Aizanoi was the capital of Aizanitis, who belonged to Phrygia. There was less information about Pre-Roman period for Aizanoi. It is said that the early settlement in the region dates back to the second millennium BC. During the excavations carried out around the Zeus Temple, settlement layers dated to the third millennium were unearthed. Aizanoi acquired importance in the political sense, during the conflict between the Bithynia and Pergamon Kingdoms. During the Hellenistic Period, Aizanoi was alternated between the hegemonies of the Pergamon and Bithynia Kingdoms and then came under Roman control in 133 BC. Phrygia Epictetos which consists of Aizanoi, Nacoleia, Cotiation, Midaion, Doryleion, Cadoi minted their own coins after 133 BC. This case shows that Aizanoi was in metropolis statue in the first century BC. However, big monumental public buildings and urban infrastructure in the city were constructed during the early imperial period. During the Roman Period Aizanoi was not only one of the most important cities in the Phrygia Region but also had an important status as a commercial road network. Through its production of cereals, wine and sheep's wool the city was to rise to prosperity during the period of the Roman Empire.Since the intensive architectural development activities were realized especially in the 2nd and 3rd centuries AD., the local stone workshops gained importance during that period. Because of the religious and political power of Aizanoi, Rome provided an important relationship with the communities in the region. During the early Byzantine Period, the city was the seat of a bishopric and it had lost its importance after the 7th century. In medieval times the hill upon which the temple stands was transformed into a fortified citadel which subsequently served a group of the Çavdar Tatars as a fort of Seljuk dynasties, thus giving the community its present name, Çavdarhisar.
The visible remains of the city are mostly derived from the period of the Roman Empire. The city has significant remains such as the Zeus Temple, the Complex of Stadium-Theatre, Macellum, Portico Street, the bridges and dam, two necropolises, odeon, the Roman Baths.

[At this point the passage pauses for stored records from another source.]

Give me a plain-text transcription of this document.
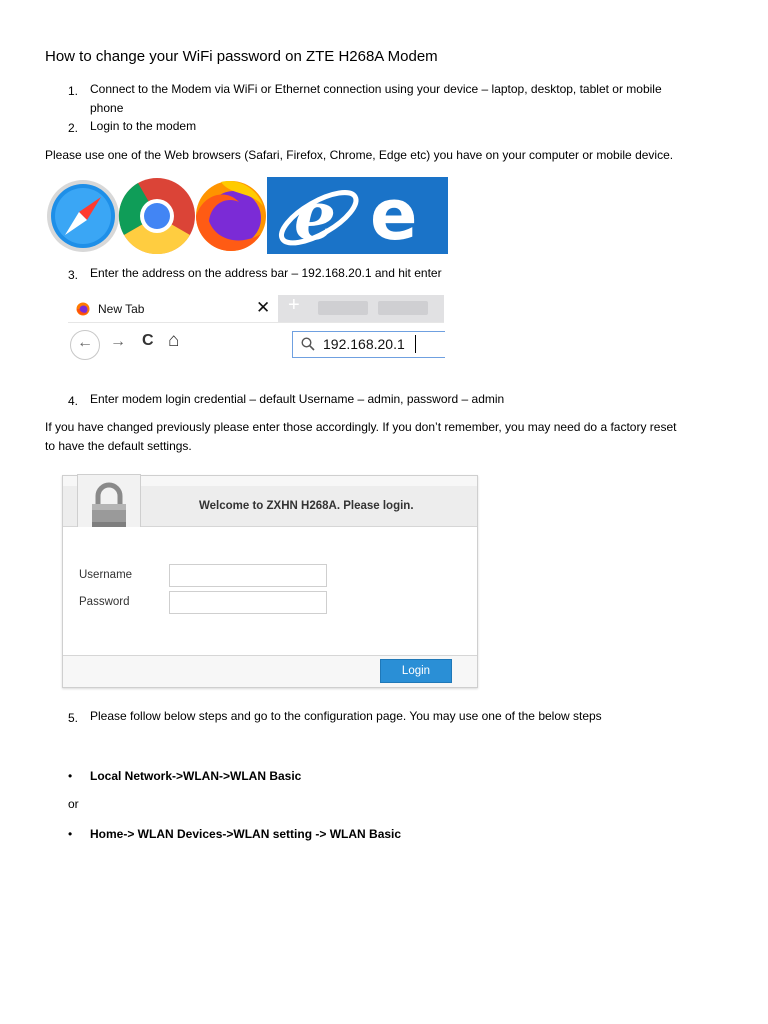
How to change your WiFi password on ZTE H268A Modem
1. Connect to the Modem via WiFi or Ethernet connection using your device – laptop, desktop, tablet or mobile
phone
2. Login to the modem
Please use one of the Web browsers (Safari, Firefox, Chrome, Edge etc) you have on your computer or mobile device.
e e
3. Enter the address on the address bar – 192.168.20.1 and hit enter
New Tab	✕ +
← → C ⌂	192.168.20.1
4. Enter modem login credential – default Username – admin, password – admin
If you have changed previously please enter those accordingly. If you don’t remember, you may need do a factory reset
to have the default settings.
Welcome to ZXHN H268A. Please login.
Username
Password
Login
5. Please follow below steps and go to the configuration page. You may use one of the below steps
• Local Network->WLAN->WLAN Basic
or
• Home-> WLAN Devices->WLAN setting -> WLAN Basic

The structure of the Temple which is one of the best preserved Zeus Temples in the world. The Temple of Zeus, situated upon a hill, was the city's main sanctuary.There is an area covered with vaults under the temple. The temple has an unusual feature in Anatolia with this plan. The temple is composed of pronoas, naos, opisthodomos and a vaulted room under the basement. The distance between the columns and the walls of the inner rooms is twice as much as the distance between the columns; that means the building is a pseudodipteros. Since the space surrounded by the columns in the temple is marble-covered, the Zeus Temple in Aizanoi is unique in the pseudodipteros plan. The other temples in this plan have a wooden roof cover. Covering the ancient inscriptions and ashlar masonry of the temple are simple representations of riders, combat scenes and horses. These engraved images depict episodes from the life of the Çavdar Tatars in the 13th century, who lived within the citadel walls surrounding the temple plateau. The magnificent Temple of Zeus contributed much to the city's prominence in antiquity and it is among the rarest ancient buildings in Anatolia which have survived till today by preserving its original form.